LITERATE APE

View Original

A Wild Theory About Road Rage

By Chris Churchill

I wrote a song once called Satanic Bible. The opening lyrics are, "I got cut off by a cab. And the woman in the back seat, asked me if I was crazy. So I held up my Satanic Bible, and I said, 'Yes.'"

While not exactly Maya Angelou, those lyrics were, in a very literal way, about road rage. I live in a big city. I drive for part of my income and have for nearly 20 years. I understand that we get upset out there in traffic. Someone does something that seemingly dismisses us as equals in society and we rage. I just read a statistic from the National Highway Traffic Safety Administration that said that about 31 percent of traffic accidents can be caused by driving behaviors associated with road rage. But we all knew road rage is a problem, right? We have watched ourselves turn from world’s nicest driver to a lunatic who has just endangered the very life of another human being because we got our feelings hurt. It’s because we’re in cars. The communication is less clear and the repercussions are much greater than in face-to-face misunderstandings. 

I still remember a driver’s course I took when I was a new driver where the instructor told us that when sitting down into the driver’s seat of our car, we should say to ourselves, "I am now entering a lethal weapon." I think of that a lot. I see people edging into a crosswalk, as if thinking, "They’ll move or I’ll move them." Like that isn’t irresponsible behavior. Like that isn’t bullying. Like we wouldn’t cry if someone crept into our pedestrian zone. We’ve all seen, or been the victim or culprit of the quick-cut passing move on the highway where, once we pass a slowpoke, we zip back into the lane just a little to quickly and too closely… to make a point. We do these things. And we, hopefully, know we shouldn’t.

But why do we get so angry out there? Why does our blood boil when someone sitting in their own car, not thinking of you our your family or bills or job stress, accidentally stares at their radio dial for two seconds longer than it took for the light to turn green? Why does it infuriate us when someone doesn’t feel safe going only 15 miles over the speed limit when you’re dead set on driving 20 miles over the speed limit? In general, these are all inconveniences without an intended target. But we see ourselves as targets of other drivers’ occasional rage.

I think the whole problem is cars don’t have faces. Horns sound the same when you’re happy as when you’re mad. There's no communication happening from car to car, so we imagine communication. One thing humans are good at, in fact, compulsively driven to, is the seeking out of faces, or, rather, meaningful shapes. The phenomena is called pareidolia. We see another car out there, and we can easily see a face. The headlights are eyes. The front of the hood is the nose. The grill is the mouth. They’ve done a whole series of Pixar cartoons about this idea. But unlike the Pixar cartoons, these faces are all blank and expressionless, for the most part (excluding the flashing of headlights). So we see a bunch of blank faces out there.

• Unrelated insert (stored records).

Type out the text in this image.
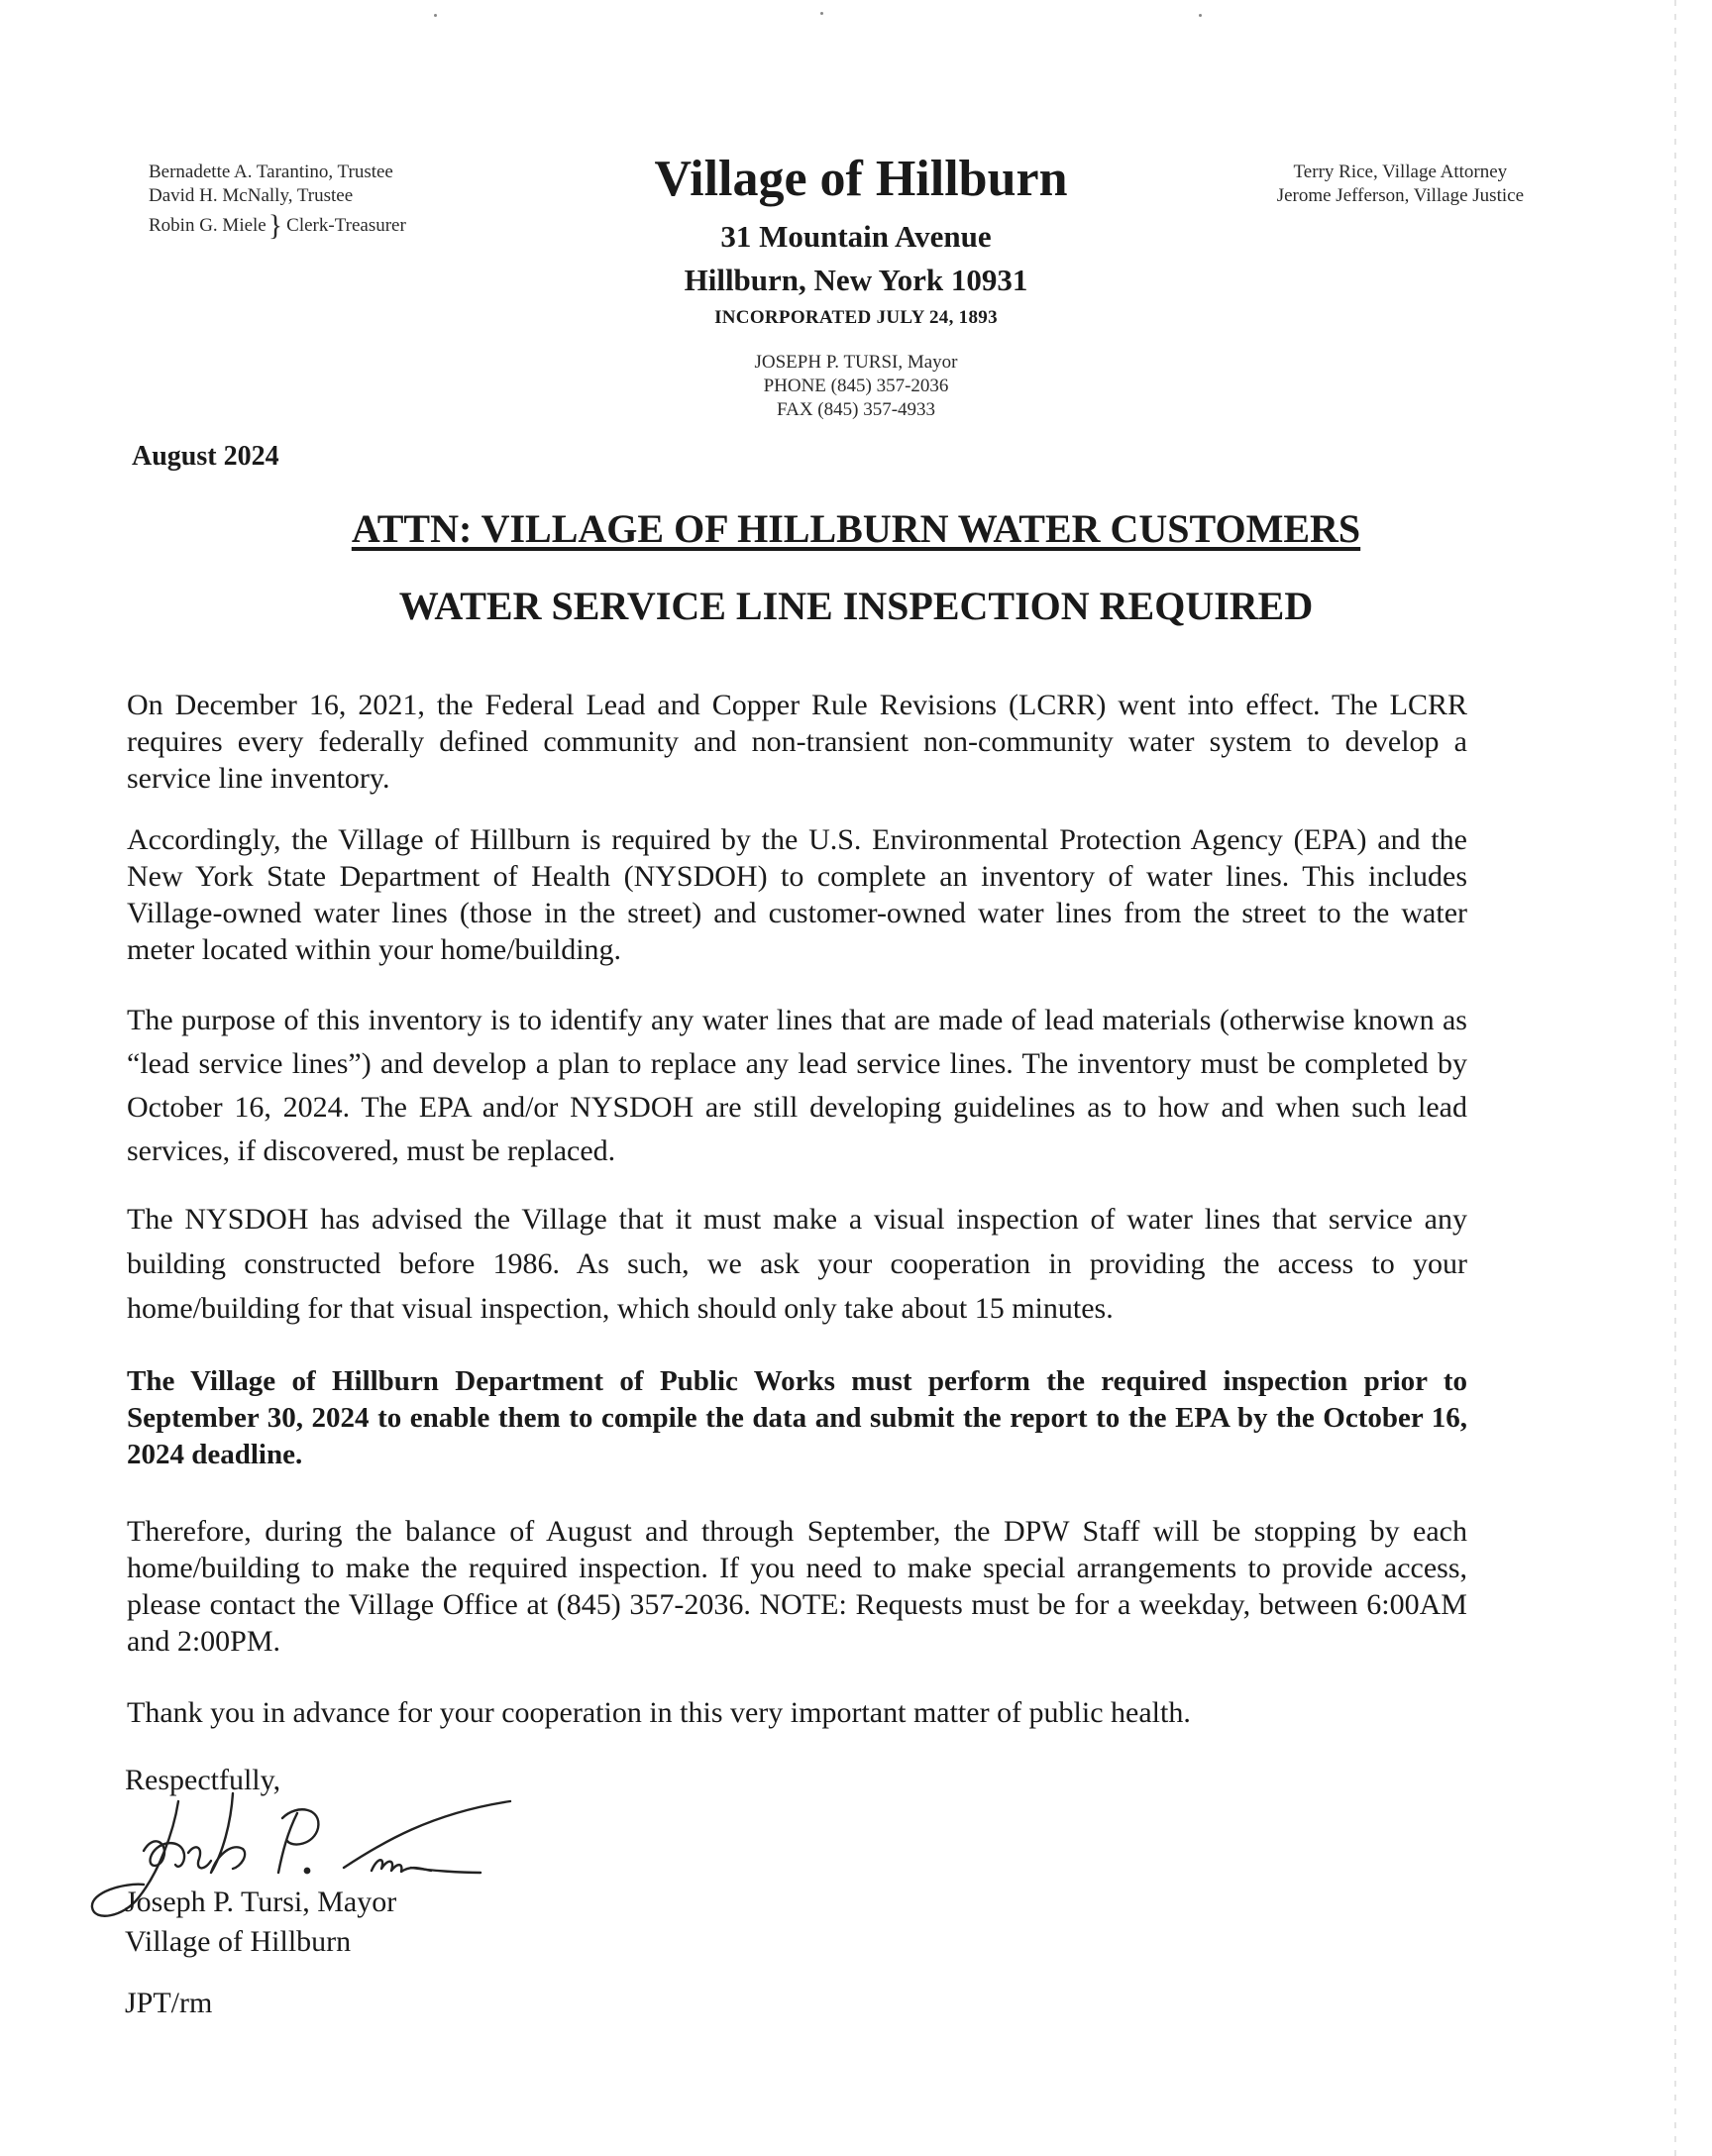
Bernadette A. Tarantino, Trustee
David H. McNally, Trustee
Robin G. Miele} Clerk-Treasurer
Village of Hillburn
31 Mountain Avenue
Hillburn, New York 10931
INCORPORATED JULY 24, 1893
JOSEPH P. TURSI, Mayor
PHONE (845) 357-2036
FAX (845) 357-4933
Terry Rice, Village Attorney
Jerome Jefferson, Village Justice
August 2024
ATTN: VILLAGE OF HILLBURN WATER CUSTOMERS
WATER SERVICE LINE INSPECTION REQUIRED
On December 16, 2021, the Federal Lead and Copper Rule Revisions (LCRR) went into effect. The LCRR requires every federally defined community and non-transient non-community water system to develop a service line inventory.
Accordingly, the Village of Hillburn is required by the U.S. Environmental Protection Agency (EPA) and the New York State Department of Health (NYSDOH) to complete an inventory of water lines. This includes Village-owned water lines (those in the street) and customer-owned water lines from the street to the water meter located within your home/building.
The purpose of this inventory is to identify any water lines that are made of lead materials (otherwise known as “lead service lines”) and develop a plan to replace any lead service lines. The inventory must be completed by October 16, 2024. The EPA and/or NYSDOH are still developing guidelines as to how and when such lead services, if discovered, must be replaced.
The NYSDOH has advised the Village that it must make a visual inspection of water lines that service any building constructed before 1986. As such, we ask your cooperation in providing the access to your home/building for that visual inspection, which should only take about 15 minutes.
The Village of Hillburn Department of Public Works must perform the required inspection prior to September 30, 2024 to enable them to compile the data and submit the report to the EPA by the October 16, 2024 deadline.
Therefore, during the balance of August and through September, the DPW Staff will be stopping by each home/building to make the required inspection. If you need to make special arrangements to provide access, please contact the Village Office at (845) 357-2036. NOTE: Requests must be for a weekday, between 6:00AM and 2:00PM.
Thank you in advance for your cooperation in this very important matter of public health.
Respectfully,
Joseph P. Tursi, Mayor
Village of Hillburn
JPT/rm
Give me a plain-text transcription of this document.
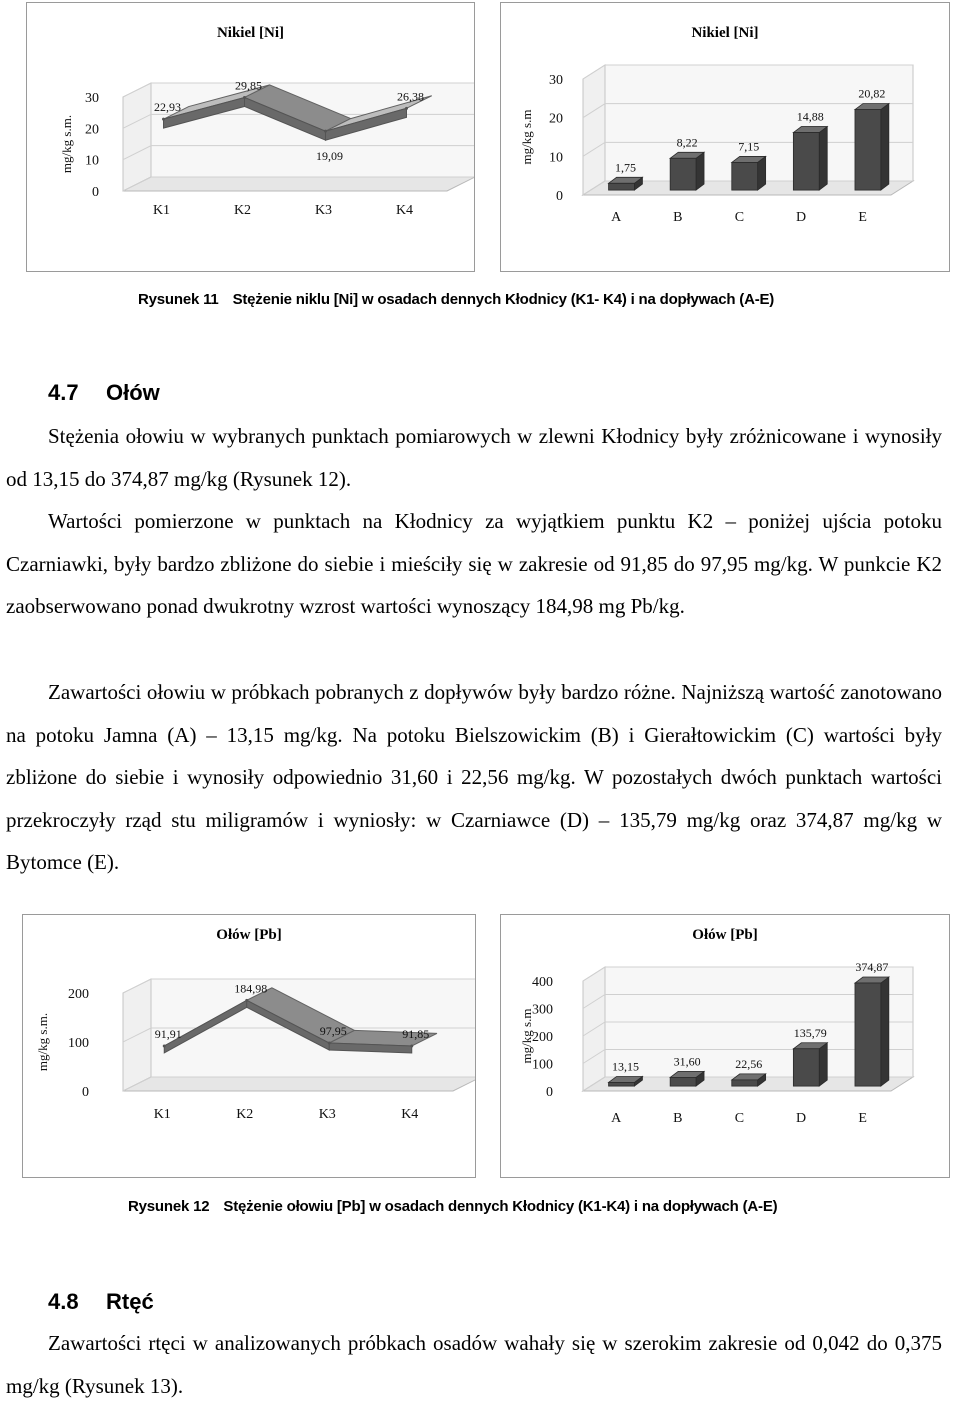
Nikiel [Ni]
0
10
20
30
mg/kg s.m.
22,93
29,85
19,09
26,38
K1	K2	K3	K4
Nikiel [Ni]
0
10
20
30
mg/kg s.m
1,75
8,22	7,15
14,88
20,82
A	B	C	D	E
Rysunek 11 Stężenie niklu [Ni] w osadach dennych Kłodnicy (K1- K4) i na dopływach (A-E)
4.7 Ołów

Stężenia ołowiu w wybranych punktach pomiarowych w zlewni Kłodnicy były zróżnicowane i wynosiły od 13,15 do 374,87 mg/kg (Rysunek 12).

Wartości pomierzone w punktach na Kłodnicy za wyjątkiem punktu K2 – poniżej ujścia potoku Czarniawki, były bardzo zbliżone do siebie i mieściły się w zakresie od 91,85 do 97,95 mg/kg. W punkcie K2 zaobserwowano ponad dwukrotny wzrost wartości wynoszący 184,98 mg Pb/kg.

Zawartości ołowiu w próbkach pobranych z dopływów były bardzo różne. Najniższą wartość zanotowano na potoku Jamna (A) – 13,15 mg/kg. Na potoku Bielszowickim (B) i Gierałtowickim (C) wartości były zbliżone do siebie i wynosiły odpowiednio 31,60 i 22,56 mg/kg. W pozostałych dwóch punktach wartości przekroczyły rząd stu miligramów i wyniosły: w Czarniawce (D) – 135,79 mg/kg oraz 374,87 mg/kg w Bytomce (E).

Ołów [Pb]
0
100
200
mg/kg s.m.	91,91
184,98
97,95	91,85
K1	K2	K3	K4
Ołów [Pb]
0
100
200
300
400
mg/kg s.m
13,15	31,60	22,56
135,79
374,87
A	B	C	D	E
Rysunek 12 Stężenie ołowiu [Pb] w osadach dennych Kłodnicy (K1-K4) i na dopływach (A-E)
4.8 Rtęć

Zawartości rtęci w analizowanych próbkach osadów wahały się w szerokim zakresie od 0,042 do 0,375 mg/kg (Rysunek 13).
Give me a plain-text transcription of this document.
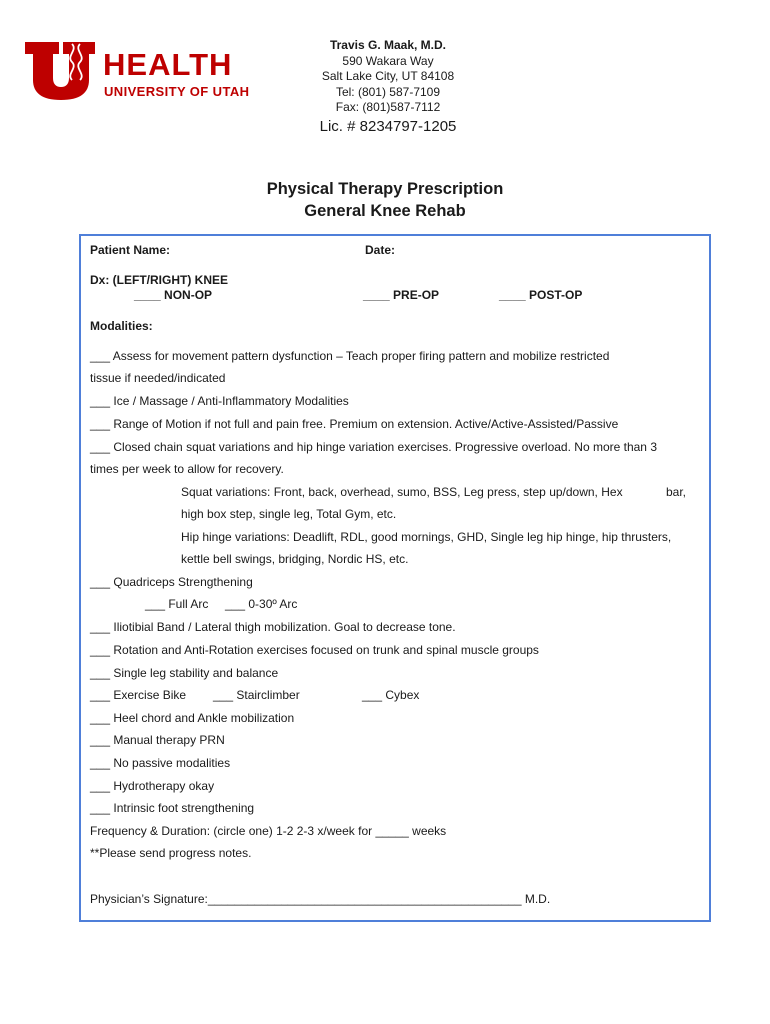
HEALTH
UNIVERSITY OF UTAH
Travis G. Maak, M.D.
590 Wakara Way
Salt Lake City, UT 84108
Tel: (801) 587-7109
Fax: (801)587-7112
Lic. # 8234797-1205
Physical Therapy Prescription
General Knee Rehab
Patient Name:	Date:
Dx: (LEFT/RIGHT) KNEE
____ NON-OP	____ PRE-OP	____ POST-OP
Modalities:
___ Assess for movement pattern dysfunction – Teach proper firing pattern and mobilize restricted
tissue if needed/indicated
___ Ice / Massage / Anti-Inflammatory Modalities
___ Range of Motion if not full and pain free. Premium on extension. Active/Active-Assisted/Passive
___ Closed chain squat variations and hip hinge variation exercises. Progressive overload. No more than 3
times per week to allow for recovery.
Squat variations: Front, back, overhead, sumo, BSS, Leg press, step up/down, Hex	bar,
high box step, single leg, Total Gym, etc.
Hip hinge variations: Deadlift, RDL, good mornings, GHD, Single leg hip hinge, hip thrusters,
kettle bell swings, bridging, Nordic HS, etc.
___ Quadriceps Strengthening
___ Full Arc ___ 0-30º Arc
___ Iliotibial Band / Lateral thigh mobilization. Goal to decrease tone.
___ Rotation and Anti-Rotation exercises focused on trunk and spinal muscle groups
___ Single leg stability and balance
___ Exercise Bike ___ Stairclimber	___ Cybex
___ Heel chord and Ankle mobilization
___ Manual therapy PRN
___ No passive modalities
___ Hydrotherapy okay
___ Intrinsic foot strengthening
Frequency & Duration: (circle one) 1-2 2-3 x/week for _____ weeks
**Please send progress notes.
Physician’s Signature:_______________________________________________ M.D.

They’re next to us, they’re coming at us, they surround us. Just expressionless faces. There are only two types of communication they can offer. Their maneuvering in traffic and their expressionless faces. The expressionless face becomes the problem. If any of you are film students or aficionados, you may be aware of The Kuleshov Effect. It was shown in old silent films that if you showed the same expressionless face before four completely different images, the audience decided that the face wasn’t expressionless at all, in fact, the actor must be brilliant in his subtlety. So hungry for soup, so sad about the dead child, so horny for that woman, etc.

So, to transfer that idea into driving, someone has done something irresponsible to us in traffic, so we look at that expressionless car front and we see… someone who intended to do that! Then, depending on our own traumas and hang-ups, we may project even more onto it. Say, we're used to feeling disempowered, we’re going to feel even more so in a traffic situation with a deadpan grill.

You ever wonder if, in those brief moments of out of control rage, the person you see losing their minds must be reliving all the moments in their lives where they felt the most vulnerable and discounted all at once? Well, if you hadn't considered that, maybe you will now. I'd like to think that if we could remember, "That’s not an uncaring face, that is just the face-like grill of an inanimate object being controlled by an organic creature that sometimes makes physical, mental or emotional mistakes." I wonder if that would help. They aren’t trying to hurt you. You and they would probably like each other very much if you weren’t currently driving around lethal weapons that were essentially sporting Guy Fawkes masks. They don’t hate you. Calm down.